Au pied du troisième mont, l'étranger trouve la carcasse d'un putois. Son compagnon s'en empare, regarde s'il reste un peu de chair et lui passe une touffe de poils puants sous le nez. Une très bonne médecine. En guise d'adieu, Oscar lui présente l'ancêtre de la coca, un bel arbuste aux feuilles rêches et légèrement savoureuses. Un drap blanc est enroulé autour du cou et sur les bras de la croix géante plantée au sommet. A Calca, les cloches de l'église sonnent tandis qu'une fanfare d'enfants défile sur le même air obstiné. Il aperçoit la grosse colline de Huchuy Qusqo et le pont où reposent déjà ses traces de pas.
La crête des trois monts en cachait un quatrième. En surplomb, une petite maison fleurie d'où s'envolent les rêves de la blanche Santa Maria.

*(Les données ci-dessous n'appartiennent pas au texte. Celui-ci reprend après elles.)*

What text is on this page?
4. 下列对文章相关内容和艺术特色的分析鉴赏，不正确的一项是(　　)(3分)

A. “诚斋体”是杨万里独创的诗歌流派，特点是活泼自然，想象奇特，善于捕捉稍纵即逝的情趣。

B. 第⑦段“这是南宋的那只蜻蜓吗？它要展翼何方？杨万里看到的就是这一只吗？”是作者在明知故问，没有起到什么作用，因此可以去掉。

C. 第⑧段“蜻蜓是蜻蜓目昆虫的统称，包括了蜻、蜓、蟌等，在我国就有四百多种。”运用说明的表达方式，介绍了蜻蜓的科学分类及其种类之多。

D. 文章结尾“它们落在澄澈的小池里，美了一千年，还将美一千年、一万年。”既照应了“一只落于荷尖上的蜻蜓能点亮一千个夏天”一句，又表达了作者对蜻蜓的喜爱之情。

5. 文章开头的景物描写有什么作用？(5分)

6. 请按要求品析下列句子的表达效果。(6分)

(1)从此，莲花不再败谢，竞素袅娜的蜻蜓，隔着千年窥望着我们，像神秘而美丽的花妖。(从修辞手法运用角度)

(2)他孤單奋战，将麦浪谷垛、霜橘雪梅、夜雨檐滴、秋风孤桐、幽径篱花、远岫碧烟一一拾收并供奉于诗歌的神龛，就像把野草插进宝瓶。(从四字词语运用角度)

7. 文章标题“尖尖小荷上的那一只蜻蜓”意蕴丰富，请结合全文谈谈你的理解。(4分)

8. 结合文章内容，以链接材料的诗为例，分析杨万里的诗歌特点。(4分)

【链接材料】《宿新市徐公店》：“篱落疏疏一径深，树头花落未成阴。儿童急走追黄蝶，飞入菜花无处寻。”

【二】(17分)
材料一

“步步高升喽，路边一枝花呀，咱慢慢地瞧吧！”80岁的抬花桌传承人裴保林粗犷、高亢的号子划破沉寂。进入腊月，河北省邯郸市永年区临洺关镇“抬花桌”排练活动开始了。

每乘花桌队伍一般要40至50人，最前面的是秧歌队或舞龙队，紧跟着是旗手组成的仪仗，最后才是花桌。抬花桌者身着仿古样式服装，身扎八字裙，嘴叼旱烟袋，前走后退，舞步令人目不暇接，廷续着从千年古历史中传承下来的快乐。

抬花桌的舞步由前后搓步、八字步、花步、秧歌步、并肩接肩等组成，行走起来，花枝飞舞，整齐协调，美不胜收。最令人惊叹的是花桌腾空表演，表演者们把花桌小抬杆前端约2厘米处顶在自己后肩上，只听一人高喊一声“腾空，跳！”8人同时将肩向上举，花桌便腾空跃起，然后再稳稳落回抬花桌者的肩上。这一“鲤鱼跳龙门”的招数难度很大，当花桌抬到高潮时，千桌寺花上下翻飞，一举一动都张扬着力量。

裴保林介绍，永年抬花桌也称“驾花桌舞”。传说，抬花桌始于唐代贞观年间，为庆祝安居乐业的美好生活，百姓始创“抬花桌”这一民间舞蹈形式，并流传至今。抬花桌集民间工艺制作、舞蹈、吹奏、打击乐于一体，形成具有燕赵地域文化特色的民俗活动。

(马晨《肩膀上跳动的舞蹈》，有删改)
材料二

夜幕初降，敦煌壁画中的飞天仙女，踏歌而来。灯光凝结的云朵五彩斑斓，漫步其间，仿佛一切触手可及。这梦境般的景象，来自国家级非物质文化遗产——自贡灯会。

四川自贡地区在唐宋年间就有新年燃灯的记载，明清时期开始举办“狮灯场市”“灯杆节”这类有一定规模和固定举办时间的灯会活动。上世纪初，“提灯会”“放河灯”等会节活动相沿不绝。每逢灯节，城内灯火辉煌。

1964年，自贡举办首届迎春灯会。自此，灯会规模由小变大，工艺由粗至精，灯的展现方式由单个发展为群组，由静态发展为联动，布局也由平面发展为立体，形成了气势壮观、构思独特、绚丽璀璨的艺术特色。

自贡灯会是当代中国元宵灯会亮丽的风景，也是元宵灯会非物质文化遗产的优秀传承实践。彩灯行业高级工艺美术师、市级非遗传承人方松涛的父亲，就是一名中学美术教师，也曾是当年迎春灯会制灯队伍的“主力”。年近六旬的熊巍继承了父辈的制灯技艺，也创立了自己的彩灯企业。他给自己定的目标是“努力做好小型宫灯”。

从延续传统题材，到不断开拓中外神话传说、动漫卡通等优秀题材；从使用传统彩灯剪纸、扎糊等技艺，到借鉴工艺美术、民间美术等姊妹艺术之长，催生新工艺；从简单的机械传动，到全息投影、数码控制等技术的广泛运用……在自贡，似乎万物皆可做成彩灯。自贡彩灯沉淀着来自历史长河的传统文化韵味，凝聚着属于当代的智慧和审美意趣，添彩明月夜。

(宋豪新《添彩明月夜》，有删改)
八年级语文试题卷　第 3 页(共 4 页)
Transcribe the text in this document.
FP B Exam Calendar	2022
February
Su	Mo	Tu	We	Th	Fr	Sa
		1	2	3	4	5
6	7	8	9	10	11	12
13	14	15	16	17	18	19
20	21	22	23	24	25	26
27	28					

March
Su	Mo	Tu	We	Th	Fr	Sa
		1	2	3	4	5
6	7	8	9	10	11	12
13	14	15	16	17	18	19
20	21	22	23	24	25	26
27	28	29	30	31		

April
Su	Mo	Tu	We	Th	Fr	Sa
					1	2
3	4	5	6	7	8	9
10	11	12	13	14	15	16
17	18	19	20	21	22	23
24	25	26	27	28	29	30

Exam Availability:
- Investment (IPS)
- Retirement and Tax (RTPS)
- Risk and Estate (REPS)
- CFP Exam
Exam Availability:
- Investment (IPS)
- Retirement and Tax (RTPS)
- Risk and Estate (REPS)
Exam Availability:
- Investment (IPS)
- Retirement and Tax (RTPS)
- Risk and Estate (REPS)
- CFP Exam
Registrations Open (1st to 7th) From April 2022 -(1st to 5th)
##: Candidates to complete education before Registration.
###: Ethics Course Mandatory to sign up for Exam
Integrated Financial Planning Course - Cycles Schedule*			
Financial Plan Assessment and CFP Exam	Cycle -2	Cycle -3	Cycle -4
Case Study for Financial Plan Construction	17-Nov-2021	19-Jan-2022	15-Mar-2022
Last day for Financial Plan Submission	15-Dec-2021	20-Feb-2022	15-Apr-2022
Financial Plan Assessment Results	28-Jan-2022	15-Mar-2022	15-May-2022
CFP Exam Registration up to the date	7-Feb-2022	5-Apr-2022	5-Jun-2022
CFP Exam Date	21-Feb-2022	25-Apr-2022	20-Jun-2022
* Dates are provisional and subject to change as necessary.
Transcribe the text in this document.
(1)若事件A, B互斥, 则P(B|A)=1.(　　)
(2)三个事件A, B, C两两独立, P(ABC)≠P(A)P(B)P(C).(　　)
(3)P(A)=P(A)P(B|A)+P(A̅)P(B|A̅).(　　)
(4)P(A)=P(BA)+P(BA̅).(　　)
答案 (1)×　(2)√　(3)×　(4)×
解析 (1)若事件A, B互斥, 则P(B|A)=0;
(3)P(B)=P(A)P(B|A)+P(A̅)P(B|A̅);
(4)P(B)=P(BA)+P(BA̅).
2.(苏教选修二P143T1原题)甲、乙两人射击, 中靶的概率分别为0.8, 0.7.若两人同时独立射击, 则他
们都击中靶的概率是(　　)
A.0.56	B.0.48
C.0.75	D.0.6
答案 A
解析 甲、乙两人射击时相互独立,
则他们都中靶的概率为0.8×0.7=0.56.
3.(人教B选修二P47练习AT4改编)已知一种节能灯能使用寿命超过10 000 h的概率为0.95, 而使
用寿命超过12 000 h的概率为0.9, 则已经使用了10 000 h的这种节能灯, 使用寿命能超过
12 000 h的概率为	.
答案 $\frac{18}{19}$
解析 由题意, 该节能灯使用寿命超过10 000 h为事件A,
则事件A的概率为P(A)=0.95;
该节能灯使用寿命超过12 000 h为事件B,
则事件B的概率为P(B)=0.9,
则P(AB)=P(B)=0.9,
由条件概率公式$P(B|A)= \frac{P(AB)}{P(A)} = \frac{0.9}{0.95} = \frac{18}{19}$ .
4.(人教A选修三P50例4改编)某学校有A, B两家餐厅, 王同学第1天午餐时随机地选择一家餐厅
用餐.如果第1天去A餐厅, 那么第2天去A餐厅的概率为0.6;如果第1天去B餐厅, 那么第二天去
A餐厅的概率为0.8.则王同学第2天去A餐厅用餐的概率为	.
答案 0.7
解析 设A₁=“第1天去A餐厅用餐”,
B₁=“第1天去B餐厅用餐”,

L'étranger embarque dans un colectivo qui file aussitôt vers Cusco. Au bord de l'asphalte, des petites croix, un autocar sur le dos, des petites croix encore. Vie et mort sont les deux faces d'une même pièce. Quand la grande ville apparaît, Mickael Jackson chante Thriller à la radio. C'est la première fois qu'il entend de l'anglais dans ce pays. Y a-t-il une brèche dans l'impénétrable Pérou ? Loup-garous et morts-vivants sont-ils dans la ville ?
Au terminus, le vieil homme qui se propose comme taxi ne connaît pas la rue où l'étranger veut se rendre. Qu’à cela ne tienne, il le guidera lui-même jusqu’à son hôtel. Son sac à peine posé dans la chambre, il file déguster le fameux rocoto relleno, un plat dont il a rêvé dans les moments difficiles. Des musiciens jouent pour une poignée de touristes attablés dans la cour du restaurant la Quinta Eulalla. Il déguste le poivron farci en buvant du mate de manzanilla tandis que ses voisins occidentaux lui offrent de la bière en clamant en chœur : " Il n'y a pas de problème insoluble, il n'y a que des volontés défaillantes ! "
(…)
Le soleil disparaît derrière une colline. Il fait d'autant plus froid sur la Plaza de Armas qu'il est pieds nus dans ses sandales et vêtu seulement d'un tee-shirt. Ses affaires fumantes sont à la laverie. Un étudiant vient prendre des cours d'anglais auprès de lui, puis une femme raconte sa misérable histoire afin de lui vendre une aquarelle. Les vingt-cinq membres de sa famille ont été exécutés par le Sentier il y a exactement vingt ans aujourd'hui. Elle vit seule avec ses quatre enfants, doit trois mois de loyer et risque l'expulsion si elle ne paie pas dans les quatre jours. Cela fait une semaine qu'elle ne vend rien. Avant, elle avait un magasin, mais toute sa marchandise a été volée, elle n'avait pas d'assurance. La larme à l'œil, l'étranger lui achète un tableau représentant une mère et sa fille en chemin dans un village. Il porte la signature de son professeur de dessin car elle n'a pas le droit de vendre ses propres œuvres sans licence. Il consent à se faire joliment embobiner.
L'eau de la douche devient grise au contact de sa peau. Les cheveux extirpés des paquets de nœuds qui s'agrippent à son crâne font un joli nid dans le lavabo. Habillé de propre et de chaud, il va traîner près du marché central qui plie bagages. Les occidentaux ne semblent pas apprécier ce quartier une fois la nuit tombée. C'est vrai que les petites allées bordées de bâches bleues ne disent pas où elles mènent, ni si elles ont une issue.
Sur la grande place, un jeune homme prénommé Carlos l'invite à venir écouter un groupe de musique folklorique dans le bar où il travaille. Au comptoir, l'étranger fait la connaissance d'Isaline, une Suissesse qui travaille à l'insertion de femmes en difficultés. Ils bavardent en sirotant des bières. Sa langue maternelle ne lui a jamais autant semblée incongrue.
L'étranger se faufile dans la foule. La ruelle menant à son repos semble n'être qu'un seul et même restaurant à entrées multiples.